International Volunteers in Urology Trip to Kigali, Rwanda

By Jeremy B. Myers at University of Utah |

Jeremy Myers 3/17/2014 – University of Utah and International Volunteers in Urology****

I am just returning from a 2 week trip from Rwanda, Africa with the International Volunteers in Urology (IVUmed). The focus of this group, headed, by Catherine DeVries MD, is on increasing global urologic access through education of local surgeons. The motto of the organization is “teach one reach many.” This philosophy differs substantially from many relief organizations or mission trips. Most often these trips seek to give aid and provide surgical care in resource-poor countries. While this is a noble sentiment, the impact of these trips may not be very great when they are viewed in the context of a country’s overall population and needs. How much impact can a single trip have, with 20-40 operations performed in a country with a population of millions? This is why IVUmed’s mission and guiding principles are so important. As opposed to impacting a few patients, surgeons can impact a population by identifying sites where surgeons are wanting to increase the level of care they provide and have the basic resources needed to create this change.

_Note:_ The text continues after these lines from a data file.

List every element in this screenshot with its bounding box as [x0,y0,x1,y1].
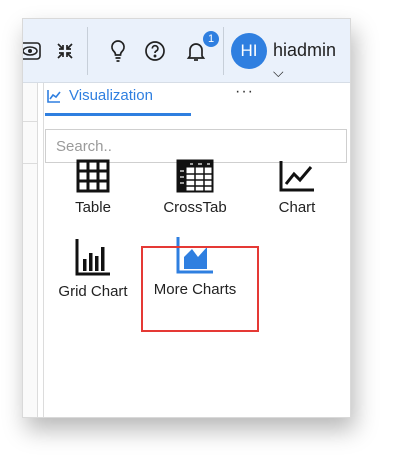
eye-icon[interactable] [23,19,43,82]
active-tab-indicator [45,113,191,116]
notification-badge: 1 [203,31,219,47]
viz-chart[interactable]: Chart [249,159,345,216]
line-chart-icon [47,89,61,103]
chevron-down-icon: ⌵ [273,64,284,80]
viz-grid-chart[interactable]: Grid Chart [45,237,141,300]
user-menu[interactable]: hiadmin ⌵ [273,40,350,82]
bell-icon[interactable] [183,19,209,82]
divider [23,121,37,122]
app-window: 1 HI hiadmin ⌵ Visualization ··· Table [22,18,351,418]
tab-label: Visualization [69,87,153,104]
crosstab-icon [176,159,214,193]
lightbulb-icon[interactable] [105,19,131,82]
bar-chart-icon [75,239,110,276]
highlight-box [141,246,259,332]
left-pane-edge [23,83,38,417]
help-icon[interactable] [141,19,169,82]
toolbar-divider [87,27,88,75]
tab-visualization[interactable]: Visualization [47,87,153,104]
viz-label: Chart [278,199,316,216]
viz-label: Table [75,199,111,216]
toolbar-divider [223,27,224,75]
more-options-button[interactable]: ··· [235,83,254,101]
viz-label: CrossTab [163,199,227,216]
search-input[interactable] [45,129,347,163]
viz-table[interactable]: Table [45,159,141,216]
table-icon [76,159,110,193]
divider [23,163,37,164]
top-toolbar: 1 HI hiadmin ⌵ [23,19,350,83]
username-label: hiadmin [273,40,337,60]
collapse-icon[interactable] [51,19,79,82]
viz-crosstab[interactable]: CrossTab [147,159,243,216]
avatar[interactable]: HI [231,33,267,69]
line-chart-icon [279,161,314,192]
viz-label: Grid Chart [58,283,128,300]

In Rwanda, there are 2 urologists for a population of 12 million people! They are talented surgeons that are concentrated on providing quality care and also upon training more urologists. They are now training 2 other urologists and anticipate a residency in urology in the future.

Our trip was the first adult reconstructive urology workshop in Rwanda. We found that the surgeons there were very talented. They had excellent fine dissection and made the most of the resources they had. They perform about 50-60 urethroplasties a year and were quite expert at buccal grafting. The Rwandan surgeons, however, did not perform perineal urethroplasty for pelvic fracture, and instead, would do transpubic urethroplasty. We were able to demonstrate the perineal approach in 6 patients with pelvic fracture urethral injury. They were impressed with this more refined approach and should be able to incorporate it into their skill set with their already impressive urethroplasty experience. In addition, we performed 2 augmentation cystoplasties with the creation of catheterizable channels in patients with spinal cord injury and obstructing urethral strictures. These were challenging cases, but not something the Rwandan surgeons had had much exposure to.

Our team consisted of 2 adult reconstructive urologists, a urology resident, a radiologist who was married to one of the reconstructive urologists, and an anesthesiologist. We performed about 26 operations in 2 weeks; 18 of these operations were urethroplasties.

We were able to have the weekend in Kigali, which is the main city in Rwanda. Our weekend was spent visiting the markets in the city and relaxing. We also made a visit to the genocide museum. While this was a difficult visit to make, we felt this was something important to do in order to understand how the genocide has affected all of Rwanda and shaped its current government and culture.

This was a fantastic trip and our team felt we were able to educate and show the Rwandan surgeons some advanced techniques that they can incorporate very readily into their practice. I am looking forward to returning and reinforcing these techniques and observing what progress the urologist have made in shaping their urology training programs. They were inspiring surgeons and individuals and very gracious hosts for our trip. While it takes a while to get to Rwanda, the experience was worth it.

Rwanda 1

Fenwa Famakinwa, (resident from University of Chicago) assisting in urethroplasty with Dr. Eduoard Ngendahayo, the current urology fellow at the King Faisel Hospital, Kigali, Rwanda, March 2014.

Rwanda 2

A retrograde urethrogram and voiding cystourethrogram in a patient with a posterior urethral injury from a gunshot wound to the pelvis.